The world economy continually faces this cycle of disruption and reinvention. Yet we have more people working today than at any point in history.

This is why robot taxes – an idea that seems to surface every few months — are worse than simple nostalgia. They would be a disastrous attempt to hold on to the past, while preventing our innovative companies – and our countries – from truly embracing the future.

INCREASING PRODUCTIVITY AS THE WORKFORCE AGES: In both Europe and the United States, there’s a perfect storm of pressures that can only be addressed with robotics and automation. Industrialized economies face unprecedented stagnation in productivity. This hampers wage growth and limits companies’ abilities to expand. Already, robots have made a difference. Between 1993 to 2016, robots contributed to 10 percent GDP growth in Organization for Economic Cooperation and Development (OECD) countries. And, employers are turning to robotics to help address aging populations and historically low unemployment that have made it difficult to find workers.

CREATING JOBS WITH AUTOMATION: Businesses must use automation to lower costs and increase productivity to survive competition. Look at Amazon. The e-commerce powerhouse has aggressively implemented 200,000 robots in its distribution centers while adding more than 300,000 jobs, doubling its workforce. Companies shed jobs when they fail to keep up with their competition, not when they add robots. In fact, as robot sales have hit records, unemployment has fallen.

GLOBAL COMPETITORS AREN’T STANDING STILL: Under its “Made in China 2025” initiative, the Chinese will invest $300 billion in their manufacturing and automation technologies. China wants to dominate the fields of robotics, artificial intelligence, 5G and quantum computing. In South Korea, there are already 710 robots for every 10,000 manufacturing workers. (The international average is just 85 per 10,000 workers.)

HOW DO YOU DEFINE A “ROBOT,” ANYWAY? Is a cash machine a robot? How about that self-driving car? Digital schedules have replaced administrative assistants. Is that iPhone calendar a robot? Just imagine the complex definitions and regulations that would need to go into such a tax.
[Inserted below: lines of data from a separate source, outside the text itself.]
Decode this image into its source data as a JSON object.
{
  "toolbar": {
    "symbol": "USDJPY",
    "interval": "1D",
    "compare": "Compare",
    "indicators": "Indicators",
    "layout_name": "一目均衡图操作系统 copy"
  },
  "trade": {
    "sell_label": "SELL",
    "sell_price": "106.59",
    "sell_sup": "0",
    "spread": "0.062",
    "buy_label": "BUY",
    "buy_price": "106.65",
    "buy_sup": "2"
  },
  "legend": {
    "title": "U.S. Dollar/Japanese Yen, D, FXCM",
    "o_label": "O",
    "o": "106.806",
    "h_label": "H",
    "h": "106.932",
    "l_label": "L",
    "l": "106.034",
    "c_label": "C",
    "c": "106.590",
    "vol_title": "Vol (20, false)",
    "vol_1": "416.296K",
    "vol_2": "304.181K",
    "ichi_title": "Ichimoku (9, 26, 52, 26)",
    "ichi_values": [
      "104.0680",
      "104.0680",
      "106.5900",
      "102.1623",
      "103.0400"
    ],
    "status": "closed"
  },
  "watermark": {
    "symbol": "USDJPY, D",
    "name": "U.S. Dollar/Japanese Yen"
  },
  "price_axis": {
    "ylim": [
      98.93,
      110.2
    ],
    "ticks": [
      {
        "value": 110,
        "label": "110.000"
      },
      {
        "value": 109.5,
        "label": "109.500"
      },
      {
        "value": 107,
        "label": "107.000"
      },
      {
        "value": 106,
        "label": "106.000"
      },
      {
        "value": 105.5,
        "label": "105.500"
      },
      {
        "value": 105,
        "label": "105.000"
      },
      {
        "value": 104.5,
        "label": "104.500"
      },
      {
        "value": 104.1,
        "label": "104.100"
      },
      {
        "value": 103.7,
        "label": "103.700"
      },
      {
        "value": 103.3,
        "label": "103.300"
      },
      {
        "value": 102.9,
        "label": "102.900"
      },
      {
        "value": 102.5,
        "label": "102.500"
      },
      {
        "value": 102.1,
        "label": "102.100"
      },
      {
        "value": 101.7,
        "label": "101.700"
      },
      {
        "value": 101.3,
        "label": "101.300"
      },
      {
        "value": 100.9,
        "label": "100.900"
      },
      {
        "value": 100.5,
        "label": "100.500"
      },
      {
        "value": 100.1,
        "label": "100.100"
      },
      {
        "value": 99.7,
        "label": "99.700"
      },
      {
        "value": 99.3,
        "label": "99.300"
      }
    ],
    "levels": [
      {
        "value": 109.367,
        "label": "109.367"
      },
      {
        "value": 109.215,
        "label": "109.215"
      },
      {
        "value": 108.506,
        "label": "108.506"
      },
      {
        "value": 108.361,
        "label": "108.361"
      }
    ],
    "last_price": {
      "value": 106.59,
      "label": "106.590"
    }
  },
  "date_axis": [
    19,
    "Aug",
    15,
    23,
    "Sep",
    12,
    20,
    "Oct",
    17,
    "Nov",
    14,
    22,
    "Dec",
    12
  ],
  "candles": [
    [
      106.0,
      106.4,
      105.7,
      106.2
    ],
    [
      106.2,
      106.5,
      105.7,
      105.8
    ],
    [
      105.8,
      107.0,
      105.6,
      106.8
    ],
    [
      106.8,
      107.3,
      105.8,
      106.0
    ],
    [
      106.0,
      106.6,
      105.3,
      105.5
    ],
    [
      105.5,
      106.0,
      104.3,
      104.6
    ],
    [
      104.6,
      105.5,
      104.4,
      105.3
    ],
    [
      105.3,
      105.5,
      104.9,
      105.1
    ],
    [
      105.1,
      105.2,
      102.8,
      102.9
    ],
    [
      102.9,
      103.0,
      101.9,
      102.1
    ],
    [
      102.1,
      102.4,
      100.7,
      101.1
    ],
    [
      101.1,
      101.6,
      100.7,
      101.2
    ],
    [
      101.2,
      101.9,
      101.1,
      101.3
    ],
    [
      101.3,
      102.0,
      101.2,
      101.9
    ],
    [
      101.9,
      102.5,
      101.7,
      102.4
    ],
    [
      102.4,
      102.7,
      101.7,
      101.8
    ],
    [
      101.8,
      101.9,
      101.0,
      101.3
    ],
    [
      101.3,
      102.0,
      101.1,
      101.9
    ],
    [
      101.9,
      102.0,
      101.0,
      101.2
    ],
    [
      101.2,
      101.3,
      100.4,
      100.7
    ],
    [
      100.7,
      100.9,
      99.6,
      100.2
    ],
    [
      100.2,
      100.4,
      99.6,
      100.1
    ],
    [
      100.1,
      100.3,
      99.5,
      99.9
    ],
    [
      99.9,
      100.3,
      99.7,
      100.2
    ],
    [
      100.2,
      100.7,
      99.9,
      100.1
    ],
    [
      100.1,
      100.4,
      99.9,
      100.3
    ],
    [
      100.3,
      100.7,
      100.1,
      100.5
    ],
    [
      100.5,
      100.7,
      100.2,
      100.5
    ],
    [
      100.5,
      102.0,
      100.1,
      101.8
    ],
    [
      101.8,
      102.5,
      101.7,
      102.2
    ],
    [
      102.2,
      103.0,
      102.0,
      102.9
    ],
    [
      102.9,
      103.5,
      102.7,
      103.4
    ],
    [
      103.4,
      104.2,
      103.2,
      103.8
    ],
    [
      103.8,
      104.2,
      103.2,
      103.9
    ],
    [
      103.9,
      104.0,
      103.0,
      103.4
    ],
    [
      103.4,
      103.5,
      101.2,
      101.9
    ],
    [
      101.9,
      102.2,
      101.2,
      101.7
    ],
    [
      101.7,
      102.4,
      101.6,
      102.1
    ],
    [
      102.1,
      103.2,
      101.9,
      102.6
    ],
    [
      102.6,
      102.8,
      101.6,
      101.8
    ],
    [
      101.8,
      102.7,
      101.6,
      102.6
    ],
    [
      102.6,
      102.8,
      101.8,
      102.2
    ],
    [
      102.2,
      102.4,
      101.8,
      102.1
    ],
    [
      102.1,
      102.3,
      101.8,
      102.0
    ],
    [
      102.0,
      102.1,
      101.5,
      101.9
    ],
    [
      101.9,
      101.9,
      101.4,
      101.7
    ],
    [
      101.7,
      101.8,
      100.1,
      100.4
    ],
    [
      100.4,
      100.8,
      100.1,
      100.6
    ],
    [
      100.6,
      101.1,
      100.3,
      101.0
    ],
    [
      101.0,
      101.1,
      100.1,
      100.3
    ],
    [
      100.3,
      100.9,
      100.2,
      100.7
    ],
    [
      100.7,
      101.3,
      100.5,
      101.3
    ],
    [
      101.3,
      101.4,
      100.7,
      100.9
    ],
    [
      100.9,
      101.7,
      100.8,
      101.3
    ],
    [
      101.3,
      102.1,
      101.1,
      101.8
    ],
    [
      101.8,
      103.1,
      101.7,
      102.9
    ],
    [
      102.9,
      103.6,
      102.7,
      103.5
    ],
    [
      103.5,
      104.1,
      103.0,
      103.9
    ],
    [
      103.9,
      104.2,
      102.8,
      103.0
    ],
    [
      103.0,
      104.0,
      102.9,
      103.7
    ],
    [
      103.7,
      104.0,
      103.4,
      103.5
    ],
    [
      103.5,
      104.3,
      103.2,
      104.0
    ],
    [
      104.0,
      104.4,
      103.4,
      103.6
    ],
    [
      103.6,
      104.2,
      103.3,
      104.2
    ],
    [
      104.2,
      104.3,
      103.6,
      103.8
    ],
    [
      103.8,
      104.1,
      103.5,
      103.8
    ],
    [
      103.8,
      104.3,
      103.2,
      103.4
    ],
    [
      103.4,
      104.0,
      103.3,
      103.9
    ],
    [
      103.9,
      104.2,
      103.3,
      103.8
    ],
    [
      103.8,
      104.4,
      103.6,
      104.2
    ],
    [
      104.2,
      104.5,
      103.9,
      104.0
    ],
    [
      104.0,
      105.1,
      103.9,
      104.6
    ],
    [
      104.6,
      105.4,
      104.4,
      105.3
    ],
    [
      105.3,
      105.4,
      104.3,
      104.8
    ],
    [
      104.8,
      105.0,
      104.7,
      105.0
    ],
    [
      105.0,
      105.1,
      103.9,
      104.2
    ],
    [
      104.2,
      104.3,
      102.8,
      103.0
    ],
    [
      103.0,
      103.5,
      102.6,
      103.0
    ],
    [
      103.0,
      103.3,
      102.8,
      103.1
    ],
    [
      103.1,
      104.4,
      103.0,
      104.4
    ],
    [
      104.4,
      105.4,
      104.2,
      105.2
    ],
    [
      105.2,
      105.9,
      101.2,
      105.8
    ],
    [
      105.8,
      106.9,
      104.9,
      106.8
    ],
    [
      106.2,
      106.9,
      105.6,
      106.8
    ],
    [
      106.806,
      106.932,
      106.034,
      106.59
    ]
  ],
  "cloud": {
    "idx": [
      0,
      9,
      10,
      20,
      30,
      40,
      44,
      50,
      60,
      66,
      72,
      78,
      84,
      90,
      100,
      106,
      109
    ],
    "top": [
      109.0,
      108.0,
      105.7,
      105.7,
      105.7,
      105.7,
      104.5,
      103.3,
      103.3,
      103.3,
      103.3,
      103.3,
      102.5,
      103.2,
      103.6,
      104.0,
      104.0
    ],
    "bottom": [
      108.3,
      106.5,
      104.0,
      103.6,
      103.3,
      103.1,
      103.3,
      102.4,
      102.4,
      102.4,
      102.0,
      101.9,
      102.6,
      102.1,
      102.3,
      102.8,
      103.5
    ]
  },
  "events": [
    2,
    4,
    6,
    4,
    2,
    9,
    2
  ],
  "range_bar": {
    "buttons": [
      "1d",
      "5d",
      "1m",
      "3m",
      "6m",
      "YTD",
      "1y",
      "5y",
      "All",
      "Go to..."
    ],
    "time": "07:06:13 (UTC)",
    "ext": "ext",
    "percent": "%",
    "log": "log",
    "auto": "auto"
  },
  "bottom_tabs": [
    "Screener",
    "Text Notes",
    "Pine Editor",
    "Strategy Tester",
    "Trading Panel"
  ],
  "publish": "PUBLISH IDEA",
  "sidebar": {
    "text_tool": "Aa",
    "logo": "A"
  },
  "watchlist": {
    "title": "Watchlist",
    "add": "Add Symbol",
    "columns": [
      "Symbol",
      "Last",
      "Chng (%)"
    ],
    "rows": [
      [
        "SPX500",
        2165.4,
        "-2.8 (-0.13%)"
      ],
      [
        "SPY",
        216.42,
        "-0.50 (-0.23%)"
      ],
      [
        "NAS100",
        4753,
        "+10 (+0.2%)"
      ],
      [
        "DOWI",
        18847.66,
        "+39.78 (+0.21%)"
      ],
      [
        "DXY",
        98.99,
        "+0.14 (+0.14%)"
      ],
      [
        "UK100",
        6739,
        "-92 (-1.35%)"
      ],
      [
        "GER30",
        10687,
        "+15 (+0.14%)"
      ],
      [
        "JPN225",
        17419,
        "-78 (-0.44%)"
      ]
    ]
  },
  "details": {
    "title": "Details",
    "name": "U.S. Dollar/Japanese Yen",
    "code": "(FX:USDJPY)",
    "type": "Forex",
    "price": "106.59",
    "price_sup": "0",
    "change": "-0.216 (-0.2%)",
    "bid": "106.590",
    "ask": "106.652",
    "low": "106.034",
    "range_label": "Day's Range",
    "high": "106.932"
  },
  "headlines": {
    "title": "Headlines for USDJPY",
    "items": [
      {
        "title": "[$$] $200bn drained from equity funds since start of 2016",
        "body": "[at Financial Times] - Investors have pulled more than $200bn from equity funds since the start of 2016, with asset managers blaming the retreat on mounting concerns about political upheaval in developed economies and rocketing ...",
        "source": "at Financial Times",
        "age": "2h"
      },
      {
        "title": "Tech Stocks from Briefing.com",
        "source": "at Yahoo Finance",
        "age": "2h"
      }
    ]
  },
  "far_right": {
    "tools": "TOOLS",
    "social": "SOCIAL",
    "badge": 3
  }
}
In the end, the last thing governments should do is reduce the incentive for companies to invest in new technologies. Innovation won’t just solve business problems. It will help us make the world better. Robots will help us grow more food with fewer chemicals. They are removing dull and dangerous jobs from our workforce, freeing time for human creativity. Robot surgeons will assist doctors to save the lives of more patients.

But we must embrace our future. We must not let reckless and impractical taxes on robots stand in the way.